If you’ve followed my overworked, on life-support metaphor this far, you’re probably wondering why I don’t outline more—if I were a better planner I’d have published the follow-up by now. But I find the freedom in this method invaluable. In the case of The Loyalty of Pawns, there was one character who was key to the beginning of the book but became less important as the story went on. I’d always known where he fit into the book’s end, and while it made perfect sense in terms of his development and the story it wasn’t terribly exciting. But as I wrote I realized that there was a perfect opportunity to change his fate—kill him off—and in doing so up the stakes in the book while improving the arc of another character.

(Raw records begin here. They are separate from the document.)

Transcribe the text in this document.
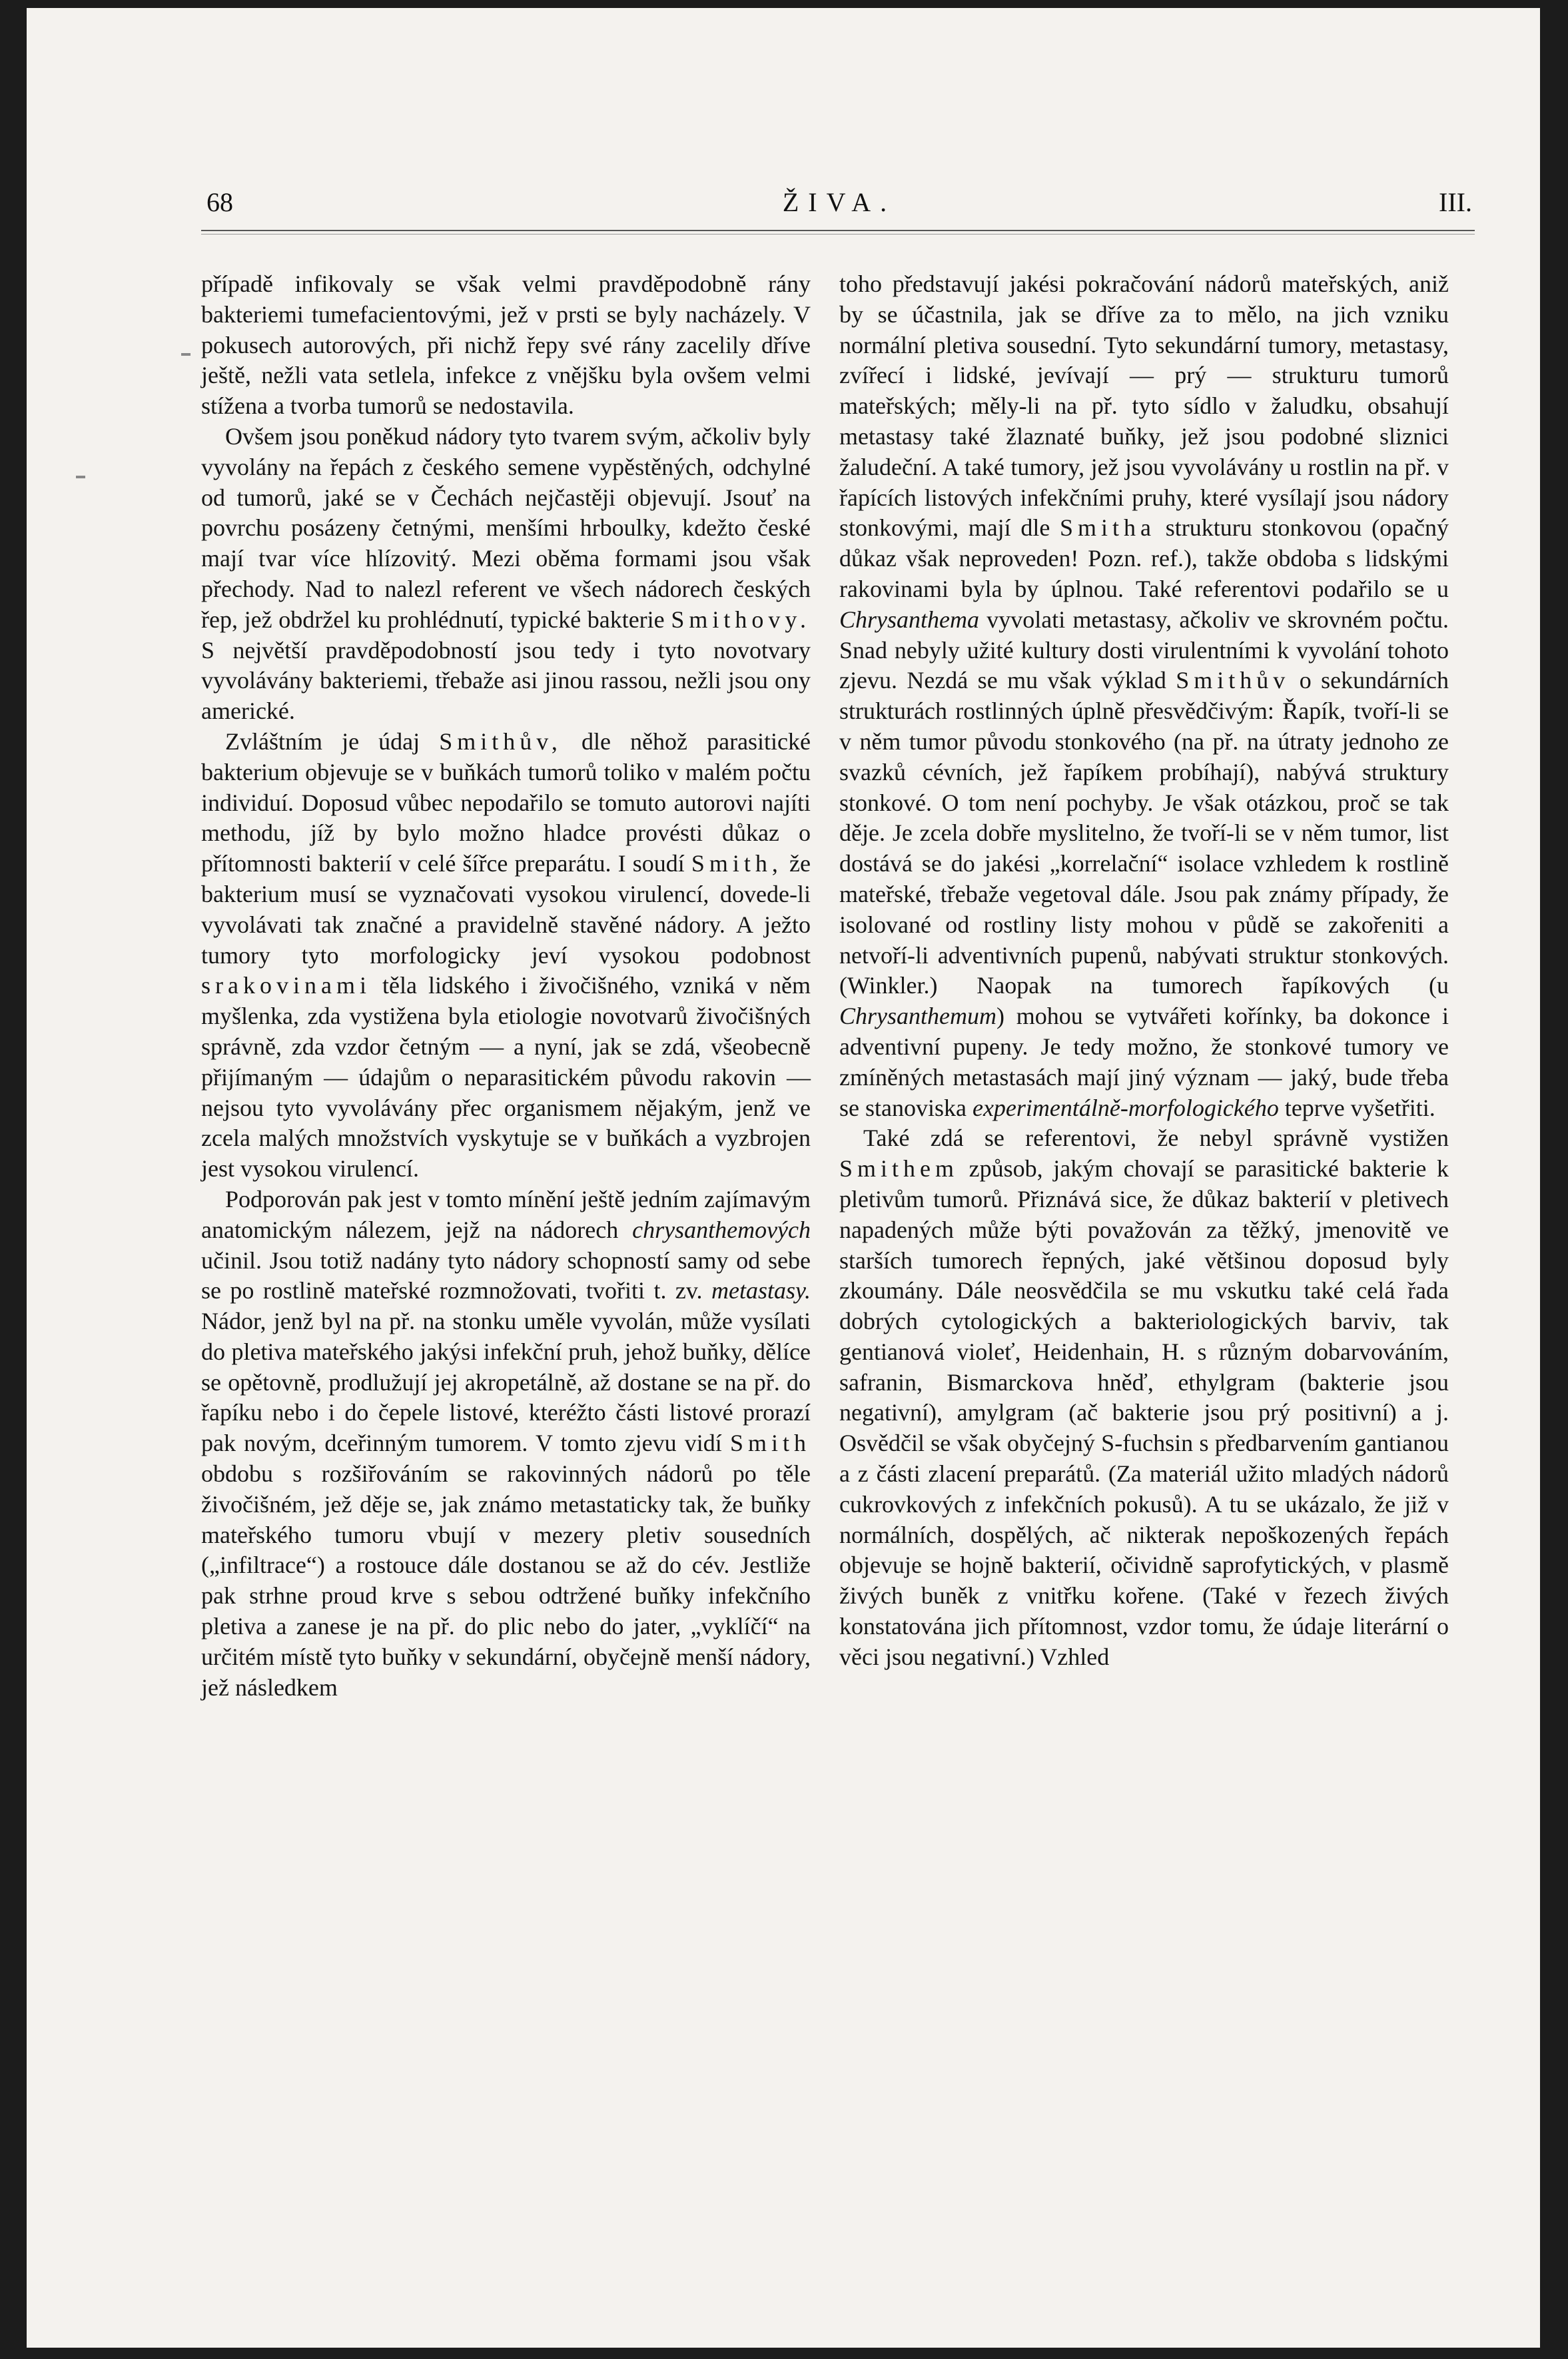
68	ŽIVA.	III.

případě infikovaly se však velmi pravděpodobně rány bakteriemi tumefacientovými, jež v prsti se byly nacházely. V pokusech autorových, při nichž řepy své rány zacelily dříve ještě, nežli vata setlela, infekce z vnějšku byla ovšem velmi stížena a tvorba tumorů se nedostavila.

Ovšem jsou poněkud nádory tyto tvarem svým, ačkoliv byly vyvolány na řepách z českého semene vypěstěných, odchylné od tumorů, jaké se v Čechách nejčastěji objevují. Jsouť na povrchu posázeny četnými, menšími hrboulky, kdežto české mají tvar více hlízovitý. Mezi oběma formami jsou však přechody. Nad to nalezl referent ve všech nádorech českých řep, jež obdržel ku prohlédnutí, typické bakterie Smithovy. S největší pravděpodobností jsou tedy i tyto novotvary vyvolávány bakteriemi, třebaže asi jinou rassou, nežli jsou ony americké.

Zvláštním je údaj Smithův, dle něhož parasitické bakterium objevuje se v buňkách tumorů toliko v malém počtu individuí. Doposud vůbec nepodařilo se tomuto autorovi najíti methodu, jíž by bylo možno hladce provésti důkaz o přítomnosti bakterií v celé šířce preparátu. I soudí Smith, že bakterium musí se vyznačovati vysokou virulencí, dovede-li vyvolávati tak značné a pravidelně stavěné nádory. A ježto tumory tyto morfologicky jeví vysokou podobnost srakovinami těla lidského i živočišného, vzniká v něm myšlenka, zda vystižena byla etiologie novotvarů živočišných správně, zda vzdor četným — a nyní, jak se zdá, všeobecně přijímaným — údajům o neparasitickém původu rakovin — nejsou tyto vyvolávány přec organismem nějakým, jenž ve zcela malých množstvích vyskytuje se v buňkách a vyzbrojen jest vysokou virulencí.

Podporován pak jest v tomto mínění ještě jedním zajímavým anatomickým nálezem, jejž na nádorech chrysanthemových učinil. Jsou totiž nadány tyto nádory schopností samy od sebe se po rostlině mateřské rozmnožovati, tvořiti t. zv. metastasy. Nádor, jenž byl na př. na stonku uměle vyvolán, může vysílati do pletiva mateřského jakýsi infekční pruh, jehož buňky, dělíce se opětovně, prodlužují jej akropetálně, až dostane se na př. do řapíku nebo i do čepele listové, kteréžto části listové prorazí pak novým, dceřinným tumorem. V tomto zjevu vidí Smith obdobu s rozšiřováním se rakovinných nádorů po těle živočišném, jež děje se, jak známo metastaticky tak, že buňky mateřského tumoru vbují v mezery pletiv sousedních („infiltrace“) a rostouce dále dostanou se až do cév. Jestliže pak strhne proud krve s sebou odtržené buňky infekčního pletiva a zanese je na př. do plic nebo do jater, „vyklíčí“ na určitém místě tyto buňky v sekundární, obyčejně menší nádory, jež následkem

toho představují jakési pokračování nádorů mateřských, aniž by se účastnila, jak se dříve za to mělo, na jich vzniku normální pletiva sousední. Tyto sekundární tumory, metastasy, zvířecí i lidské, jevívají — prý — strukturu tumorů mateřských; měly-li na př. tyto sídlo v žaludku, obsahují metastasy také žlaznaté buňky, jež jsou podobné sliznici žaludeční. A také tumory, jež jsou vyvolávány u rostlin na př. v řapících listových infekčními pruhy, které vysílají jsou nádory stonkovými, mají dle Smitha strukturu stonkovou (opačný důkaz však neproveden! Pozn. ref.), takže obdoba s lidskými rakovinami byla by úplnou. Také referentovi podařilo se u Chrysanthema vyvolati metastasy, ačkoliv ve skrovném počtu. Snad nebyly užité kultury dosti virulentními k vyvolání tohoto zjevu. Nezdá se mu však výklad Smithův o sekundárních strukturách rostlinných úplně přesvědčivým: Řapík, tvoří-li se v něm tumor původu stonkového (na př. na útraty jednoho ze svazků cévních, jež řapíkem probíhají), nabývá struktury stonkové. O tom není pochyby. Je však otázkou, proč se tak děje. Je zcela dobře myslitelno, že tvoří-li se v něm tumor, list dostává se do jakési „korrelační“ isolace vzhledem k rostlině mateřské, třebaže vegetoval dále. Jsou pak známy případy, že isolované od rostliny listy mohou v půdě se zakořeniti a netvoří-li adventivních pupenů, nabývati struktur stonkových. (Winkler.) Naopak na tumorech řapíkových (u Chrysanthemum) mohou se vytvářeti kořínky, ba dokonce i adventivní pupeny. Je tedy možno, že stonkové tumory ve zmíněných metastasách mají jiný význam — jaký, bude třeba se stanoviska experimentálně-morfologického teprve vyšetřiti.

Také zdá se referentovi, že nebyl správně vystižen Smithem způsob, jakým chovají se parasitické bakterie k pletivům tumorů. Přiznává sice, že důkaz bakterií v pletivech napadených může býti považován za těžký, jmenovitě ve starších tumorech řepných, jaké většinou doposud byly zkoumány. Dále neosvědčila se mu vskutku také celá řada dobrých cytologických a bakteriologických barviv, tak gentianová violeť, Heidenhain, H. s různým dobarvováním, safranin, Bismarckova hněď, ethylgram (bakterie jsou negativní), amylgram (ač bakterie jsou prý positivní) a j. Osvědčil se však obyčejný S-fuchsin s předbarvením gantianou a z části zlacení preparátů. (Za materiál užito mladých nádorů cukrovkových z infekčních pokusů). A tu se ukázalo, že již v normálních, dospělých, ač nikterak nepoškozených řepách objevuje se hojně bakterií, očividně saprofytických, v plasmě živých buněk z vnitřku kořene. (Také v řezech živých konstatována jich přítomnost, vzdor tomu, že údaje literární o věci jsou negativní.) Vzhled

Would a detailed outline and chapter breakdown have left me the flexibility to make that decision and deal with the consequences? Would I have even been willing to consider such a change that late in the game? There’s no question in my mind that his death was honest under the circumstances and that it served the story and the other characters better than his original fate—which was no less honest.
The long and the short of it is that I have to do what my characters want. They’re not just chess pieces I move about. There’s something of me in all of them; that makes them real enough as far as I’m concerned—real enough to be capable of changing my mind. And that’s the reason that I mulched the book.